You can install the package via pip once it's published:
pip install scystream-sdk
One of the central concepts of scystream are the so-called Compute Blocks.
A Compute Block describes an independent programm, that acts as some kind of worker which will be scheduled using the scystream-core application. This worker executes a task (e.g. a NLP task, a crawling task).
This SDK aims to provide helper functions and all other requirements you need to implement a custom Compute Block on your own.
Each worker can have multiple entrypoints, each aiming to solve one task. These entrypoints can be configured from the outside using the Settings. These are basically ENV-Variables, which will be parsed & validated using pydantic.
You can either set "global" Settings (for the entrypoint), by using the envs
block.
Or you can set "input/output-related" Settings by using the config
block in each input/output.
from scystream.sdk.core import entrypoint
from scystream.sdk.scheduler import Scheduler
@entrypoint()
def example_task():
print("Executing example_task...")
@entrypoint()
def another_task(task_name):
print(f"Executing another_task with task name: {task_name}")
def main():
Scheduler.list_entrypoints()
Scheduler.execute_function("example_task")
Scheduler.execute_function("another_task", "ScheduledTask")
if __name__ == "__main__":
main()
Earlier, we already wrote about Settings.
Each Input & Output can be configured using these settings.
There are also Global Settings, refered to as envs
in the cbc.yaml
Below you can find a simple example of how we define & validate these settings.
Therefore you should use the EnvSettings
class.
from scystream.sdk.core import entrypoint
from scystream.sdk.env.settings import EnvSettings
class TextDataInputSettings(EnvSettings):
TXT_SRC_PATH: str # no default provided, manual setting is a MUST
class DBDataInputSettings(EnvSettings):
DATA_TABLE_NAME: str = "nlp_information"
DB_HOST: str = "time.rwth-aachen.de"
DB_PORT: str = 1234
class TopicModellingEntrypointSettings(EnvSettings):
LANGUAGE: str = "de"
text_data: TextDataInputSettings
db_data: DBDataInputSettings
@entrypoint(TopicModellingEntrypointSettings) # Pass it to the Entrypoint
def topic_modelling(settings): # The settings param is automatically injected to your function, you can use it
print(f"Running topic modelling, using file: {settings.text_data.TXT_SRC_PATH}")
@entrypoint()
def test_entrypint():
print("This entrypoint does not have any configs.")

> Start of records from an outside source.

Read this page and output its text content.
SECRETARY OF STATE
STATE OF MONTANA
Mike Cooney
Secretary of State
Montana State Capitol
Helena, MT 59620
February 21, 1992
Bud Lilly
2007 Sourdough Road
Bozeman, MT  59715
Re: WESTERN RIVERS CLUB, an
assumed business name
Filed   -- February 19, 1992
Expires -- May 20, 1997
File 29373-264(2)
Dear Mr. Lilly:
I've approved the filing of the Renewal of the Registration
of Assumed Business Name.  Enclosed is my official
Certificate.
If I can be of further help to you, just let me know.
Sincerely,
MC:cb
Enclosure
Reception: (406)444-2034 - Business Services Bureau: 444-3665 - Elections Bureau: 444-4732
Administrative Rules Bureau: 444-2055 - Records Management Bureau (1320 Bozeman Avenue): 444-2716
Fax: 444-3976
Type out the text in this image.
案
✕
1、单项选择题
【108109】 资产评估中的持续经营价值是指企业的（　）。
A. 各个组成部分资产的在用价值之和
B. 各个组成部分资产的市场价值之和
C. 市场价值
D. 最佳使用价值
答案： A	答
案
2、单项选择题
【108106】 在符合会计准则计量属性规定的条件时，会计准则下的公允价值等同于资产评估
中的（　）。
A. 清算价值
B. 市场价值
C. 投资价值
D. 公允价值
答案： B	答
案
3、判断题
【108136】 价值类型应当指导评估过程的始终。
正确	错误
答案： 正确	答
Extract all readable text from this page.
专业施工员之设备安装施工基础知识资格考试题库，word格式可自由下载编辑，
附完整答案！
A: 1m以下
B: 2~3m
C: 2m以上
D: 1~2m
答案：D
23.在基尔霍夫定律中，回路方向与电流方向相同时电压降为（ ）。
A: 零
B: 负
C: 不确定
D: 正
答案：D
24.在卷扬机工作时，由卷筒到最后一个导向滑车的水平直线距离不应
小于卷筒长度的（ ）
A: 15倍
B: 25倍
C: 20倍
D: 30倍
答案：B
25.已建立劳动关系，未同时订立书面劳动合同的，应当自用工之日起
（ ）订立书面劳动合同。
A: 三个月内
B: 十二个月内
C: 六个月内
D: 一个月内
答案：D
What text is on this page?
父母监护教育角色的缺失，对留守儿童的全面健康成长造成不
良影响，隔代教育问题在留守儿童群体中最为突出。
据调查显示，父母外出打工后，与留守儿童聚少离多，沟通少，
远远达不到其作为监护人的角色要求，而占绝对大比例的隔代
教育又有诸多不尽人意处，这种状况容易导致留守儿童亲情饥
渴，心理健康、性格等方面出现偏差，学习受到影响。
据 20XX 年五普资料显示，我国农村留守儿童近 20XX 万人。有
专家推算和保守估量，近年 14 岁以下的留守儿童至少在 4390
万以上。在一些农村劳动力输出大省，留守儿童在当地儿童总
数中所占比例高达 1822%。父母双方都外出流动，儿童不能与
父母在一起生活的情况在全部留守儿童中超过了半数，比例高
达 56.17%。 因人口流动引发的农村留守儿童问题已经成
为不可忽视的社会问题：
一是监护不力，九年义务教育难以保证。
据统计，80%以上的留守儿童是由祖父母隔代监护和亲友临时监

Of course, you will also be able to use your settings in other files/directories.
For that, just import your desired setting and use the get_settings()
function.
It will load the configurations correctly.
We expect every repository which will be used within the scystream application
to contain a Compute Block Config File, the cbc.yaml
, within the root directory.
This cbc.yaml
will be used to define the entrypoints, the inputs & outputs each
Compute Block offers, necessary for the scystream-frontend to understand.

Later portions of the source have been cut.